Five years ago, ThyssenKrupp proposed a joint venture with Tata Steel Europe, which would create the second-largest steel producer in Europe. However, the European Commission banned the merger in 2019 due to concerns about reduced competition and increased prices, which was appealed by the companies. However, this week, the highest European court, the Court of Justice of the European Union, dismissed ThyssenKrupp’s appeal, supporting the European Commission’s decision.

Meanwhile, ThyssenKrupp’s steel division is facing strong competition from Asia, while high energy prices and reduced demand in Europe further pressure its business prospects. Additionally, meeting climate goals requires significant investments, which is not a small expense for someone producing steel.

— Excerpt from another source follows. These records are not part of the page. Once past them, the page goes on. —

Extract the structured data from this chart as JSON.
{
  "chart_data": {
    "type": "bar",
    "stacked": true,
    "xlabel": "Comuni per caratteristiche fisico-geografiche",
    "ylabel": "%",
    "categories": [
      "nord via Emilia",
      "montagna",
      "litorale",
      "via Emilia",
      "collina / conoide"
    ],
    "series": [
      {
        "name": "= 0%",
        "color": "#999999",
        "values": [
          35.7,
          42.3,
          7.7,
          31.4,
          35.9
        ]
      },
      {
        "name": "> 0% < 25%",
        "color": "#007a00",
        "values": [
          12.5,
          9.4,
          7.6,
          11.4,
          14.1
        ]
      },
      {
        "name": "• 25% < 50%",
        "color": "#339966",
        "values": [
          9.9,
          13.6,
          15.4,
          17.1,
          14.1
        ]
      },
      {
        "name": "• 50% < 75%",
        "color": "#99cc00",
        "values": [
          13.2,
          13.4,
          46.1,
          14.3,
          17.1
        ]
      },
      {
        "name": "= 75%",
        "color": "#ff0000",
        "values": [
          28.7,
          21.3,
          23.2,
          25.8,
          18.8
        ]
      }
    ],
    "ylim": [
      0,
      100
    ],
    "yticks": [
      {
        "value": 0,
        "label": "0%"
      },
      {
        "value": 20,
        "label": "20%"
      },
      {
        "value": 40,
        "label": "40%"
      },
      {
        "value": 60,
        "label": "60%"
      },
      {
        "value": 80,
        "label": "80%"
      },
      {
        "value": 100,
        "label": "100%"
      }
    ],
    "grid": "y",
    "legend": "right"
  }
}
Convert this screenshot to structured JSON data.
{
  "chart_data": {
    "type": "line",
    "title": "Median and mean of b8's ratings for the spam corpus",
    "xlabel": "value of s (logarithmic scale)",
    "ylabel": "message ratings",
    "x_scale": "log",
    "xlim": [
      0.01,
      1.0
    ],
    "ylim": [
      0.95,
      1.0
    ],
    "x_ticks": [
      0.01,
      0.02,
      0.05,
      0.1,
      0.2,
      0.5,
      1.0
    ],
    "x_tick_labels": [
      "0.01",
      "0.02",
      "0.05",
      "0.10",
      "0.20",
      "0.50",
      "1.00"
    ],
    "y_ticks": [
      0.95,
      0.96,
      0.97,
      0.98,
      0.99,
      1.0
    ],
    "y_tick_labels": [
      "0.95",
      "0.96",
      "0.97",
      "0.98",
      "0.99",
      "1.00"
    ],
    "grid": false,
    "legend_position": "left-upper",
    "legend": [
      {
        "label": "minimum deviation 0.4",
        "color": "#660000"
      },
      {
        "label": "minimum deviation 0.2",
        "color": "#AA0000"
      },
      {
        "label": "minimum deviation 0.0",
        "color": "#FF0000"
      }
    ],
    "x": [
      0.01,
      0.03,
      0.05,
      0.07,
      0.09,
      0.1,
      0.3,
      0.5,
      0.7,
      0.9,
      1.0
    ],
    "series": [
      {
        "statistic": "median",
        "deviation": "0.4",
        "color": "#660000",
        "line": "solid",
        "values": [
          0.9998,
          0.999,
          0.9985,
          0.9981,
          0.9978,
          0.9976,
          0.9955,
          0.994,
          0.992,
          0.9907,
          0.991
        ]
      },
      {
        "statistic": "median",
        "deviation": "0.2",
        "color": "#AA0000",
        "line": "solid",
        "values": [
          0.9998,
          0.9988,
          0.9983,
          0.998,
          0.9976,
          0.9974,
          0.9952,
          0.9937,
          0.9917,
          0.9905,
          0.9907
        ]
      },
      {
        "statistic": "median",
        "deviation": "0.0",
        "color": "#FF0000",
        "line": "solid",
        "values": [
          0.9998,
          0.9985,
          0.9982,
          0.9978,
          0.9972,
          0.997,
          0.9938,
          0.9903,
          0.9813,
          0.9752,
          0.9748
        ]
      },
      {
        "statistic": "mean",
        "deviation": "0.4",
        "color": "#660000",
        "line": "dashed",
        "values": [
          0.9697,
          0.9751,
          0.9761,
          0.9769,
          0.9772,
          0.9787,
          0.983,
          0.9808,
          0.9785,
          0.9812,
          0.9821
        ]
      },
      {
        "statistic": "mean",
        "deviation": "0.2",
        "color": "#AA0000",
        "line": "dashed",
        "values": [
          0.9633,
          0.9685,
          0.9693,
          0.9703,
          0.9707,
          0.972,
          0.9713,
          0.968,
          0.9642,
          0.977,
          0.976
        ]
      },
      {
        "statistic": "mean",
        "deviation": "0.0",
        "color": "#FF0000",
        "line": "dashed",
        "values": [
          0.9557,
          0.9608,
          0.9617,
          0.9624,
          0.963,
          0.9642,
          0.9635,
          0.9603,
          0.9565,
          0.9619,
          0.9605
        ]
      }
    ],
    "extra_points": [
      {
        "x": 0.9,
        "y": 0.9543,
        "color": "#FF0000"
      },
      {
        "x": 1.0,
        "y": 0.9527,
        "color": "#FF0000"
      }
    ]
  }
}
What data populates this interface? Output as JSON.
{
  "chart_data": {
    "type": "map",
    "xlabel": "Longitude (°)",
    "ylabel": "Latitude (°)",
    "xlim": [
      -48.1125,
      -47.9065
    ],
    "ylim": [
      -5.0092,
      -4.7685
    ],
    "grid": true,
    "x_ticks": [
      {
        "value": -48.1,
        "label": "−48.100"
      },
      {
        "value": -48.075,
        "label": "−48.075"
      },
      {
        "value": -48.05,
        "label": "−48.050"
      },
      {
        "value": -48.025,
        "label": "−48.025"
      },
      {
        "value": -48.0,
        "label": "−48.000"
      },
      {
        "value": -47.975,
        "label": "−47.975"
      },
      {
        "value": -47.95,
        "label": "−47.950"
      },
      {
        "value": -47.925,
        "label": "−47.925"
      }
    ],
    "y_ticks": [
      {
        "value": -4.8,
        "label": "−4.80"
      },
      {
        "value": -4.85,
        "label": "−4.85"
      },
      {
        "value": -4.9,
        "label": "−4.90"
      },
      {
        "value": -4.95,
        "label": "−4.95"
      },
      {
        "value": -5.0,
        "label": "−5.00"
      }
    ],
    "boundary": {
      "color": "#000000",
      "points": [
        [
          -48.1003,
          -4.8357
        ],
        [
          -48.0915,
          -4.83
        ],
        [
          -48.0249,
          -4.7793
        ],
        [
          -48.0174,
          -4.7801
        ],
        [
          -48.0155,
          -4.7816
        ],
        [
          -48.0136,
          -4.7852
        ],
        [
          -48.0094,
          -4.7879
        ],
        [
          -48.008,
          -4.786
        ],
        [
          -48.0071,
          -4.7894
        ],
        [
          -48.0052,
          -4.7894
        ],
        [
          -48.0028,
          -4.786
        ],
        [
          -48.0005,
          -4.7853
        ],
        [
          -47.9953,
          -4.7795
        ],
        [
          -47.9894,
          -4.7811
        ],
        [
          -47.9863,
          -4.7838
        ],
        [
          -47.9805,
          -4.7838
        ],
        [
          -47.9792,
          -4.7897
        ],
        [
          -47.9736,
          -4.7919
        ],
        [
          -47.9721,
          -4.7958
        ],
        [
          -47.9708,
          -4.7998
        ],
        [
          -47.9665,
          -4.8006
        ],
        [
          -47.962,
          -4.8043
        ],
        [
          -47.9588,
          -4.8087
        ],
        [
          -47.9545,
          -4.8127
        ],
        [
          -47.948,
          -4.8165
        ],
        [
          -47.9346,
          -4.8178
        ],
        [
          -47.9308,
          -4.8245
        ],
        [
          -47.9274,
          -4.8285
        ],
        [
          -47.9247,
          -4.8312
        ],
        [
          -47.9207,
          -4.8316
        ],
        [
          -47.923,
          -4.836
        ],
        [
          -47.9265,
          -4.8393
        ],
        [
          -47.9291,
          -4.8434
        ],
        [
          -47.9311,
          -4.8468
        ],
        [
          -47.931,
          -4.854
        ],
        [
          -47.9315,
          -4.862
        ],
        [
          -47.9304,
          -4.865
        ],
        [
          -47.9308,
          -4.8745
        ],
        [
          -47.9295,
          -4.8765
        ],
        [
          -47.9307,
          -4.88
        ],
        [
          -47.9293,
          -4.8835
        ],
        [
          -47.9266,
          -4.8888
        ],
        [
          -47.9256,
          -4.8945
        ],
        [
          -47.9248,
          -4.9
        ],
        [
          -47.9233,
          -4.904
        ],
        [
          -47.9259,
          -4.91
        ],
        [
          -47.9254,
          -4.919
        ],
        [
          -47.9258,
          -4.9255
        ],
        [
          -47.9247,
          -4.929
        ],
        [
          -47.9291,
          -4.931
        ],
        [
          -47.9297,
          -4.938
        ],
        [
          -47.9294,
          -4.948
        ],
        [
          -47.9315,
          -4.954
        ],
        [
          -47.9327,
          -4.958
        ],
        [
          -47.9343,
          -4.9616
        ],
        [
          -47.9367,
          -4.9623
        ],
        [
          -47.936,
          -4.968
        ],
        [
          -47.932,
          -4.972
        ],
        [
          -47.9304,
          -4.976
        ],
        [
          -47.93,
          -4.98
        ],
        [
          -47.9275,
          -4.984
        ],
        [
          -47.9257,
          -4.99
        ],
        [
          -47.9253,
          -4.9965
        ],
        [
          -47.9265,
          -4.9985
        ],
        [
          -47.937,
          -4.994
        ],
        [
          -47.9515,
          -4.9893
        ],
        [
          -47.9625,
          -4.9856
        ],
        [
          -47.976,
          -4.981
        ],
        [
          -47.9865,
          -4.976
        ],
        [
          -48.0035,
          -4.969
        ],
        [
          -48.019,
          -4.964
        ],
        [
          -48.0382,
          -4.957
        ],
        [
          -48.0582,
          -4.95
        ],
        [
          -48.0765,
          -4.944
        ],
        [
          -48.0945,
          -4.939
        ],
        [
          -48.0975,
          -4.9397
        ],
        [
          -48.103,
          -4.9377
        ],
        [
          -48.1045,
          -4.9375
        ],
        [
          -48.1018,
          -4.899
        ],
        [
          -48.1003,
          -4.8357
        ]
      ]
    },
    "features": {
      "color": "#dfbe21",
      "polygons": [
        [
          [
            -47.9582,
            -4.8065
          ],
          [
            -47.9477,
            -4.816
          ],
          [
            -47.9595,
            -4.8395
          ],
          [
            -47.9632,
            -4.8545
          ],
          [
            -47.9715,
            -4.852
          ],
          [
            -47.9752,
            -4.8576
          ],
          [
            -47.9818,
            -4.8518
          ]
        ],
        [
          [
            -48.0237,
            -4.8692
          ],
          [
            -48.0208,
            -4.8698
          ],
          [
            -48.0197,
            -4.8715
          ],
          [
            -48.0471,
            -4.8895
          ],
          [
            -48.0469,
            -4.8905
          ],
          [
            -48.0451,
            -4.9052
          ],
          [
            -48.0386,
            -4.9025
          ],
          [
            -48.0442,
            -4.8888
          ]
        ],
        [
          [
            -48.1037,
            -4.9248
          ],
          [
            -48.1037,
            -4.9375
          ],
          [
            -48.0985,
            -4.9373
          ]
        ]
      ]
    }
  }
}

Despite the challenges, the transition to green steel production remains a prestigious project for the company, as well as for the German government. In a statement to Euronews, ThyssenKrupp emphasized that the company remains committed to its ‘green transformation and climate-neutral steel production.’ However, the fact remains that the price of these ‘green’ efforts remains high, which has also reflected in the decline of ThyssenKrupp’s shares.

Steel vs. Green Steel

Steel, a key material for modern infrastructure and industry, is currently among the largest industrial sources of CO2 emissions, and its production process is largely dependent on fossil fuels. However, with the aim of achieving global climate goals and decarbonizing the industry, there is increasing talk of ‘green steel’ as a potential solution for reducing the carbon footprint.

Green steel refers to steel produced without the use of fossil fuels, significantly reducing carbon dioxide emissions. One of the main solutions for reducing emissions in steel production is the use of ‘green hydrogen,’ which is produced by electrolyzing water using energy from renewable sources. This process is completely free of CO2 emissions, explain the Mitsubishi Heavy Industries (MHI) group.

In addition to green hydrogen, there is also the option of ‘blue hydrogen,’ which is produced from fossil fuels but using carbon capture, utilization, and storage technologies, which also reportedly reduce emissions.

Electric arc furnaces represent another option for cleaner steel production, although they depend on the energy source using renewable sources to make production completely green. According to a report by the Global Energy Monitor organization, currently, 31 percent of global steel production uses this technology, but the transition to electric furnaces is occurring significantly slower than the necessary pace to meet ambitious decarbonization goals.

Expensive, Expensive

One of the main obstacles in green steel production is the availability of low-carbon hydrogen. To fully develop the technology, massive investments in green hydrogen production are required, amounting to billions of dollars. The EU has, for example, set an ambitious plan through REPowerEU, aiming to significantly increase the use of renewable hydrogen by 2030. The largest European steel producer, ArcelorMittal, estimates that decarbonizing its plants in Europe in line with EU goals will cost up to 40 billion dollars.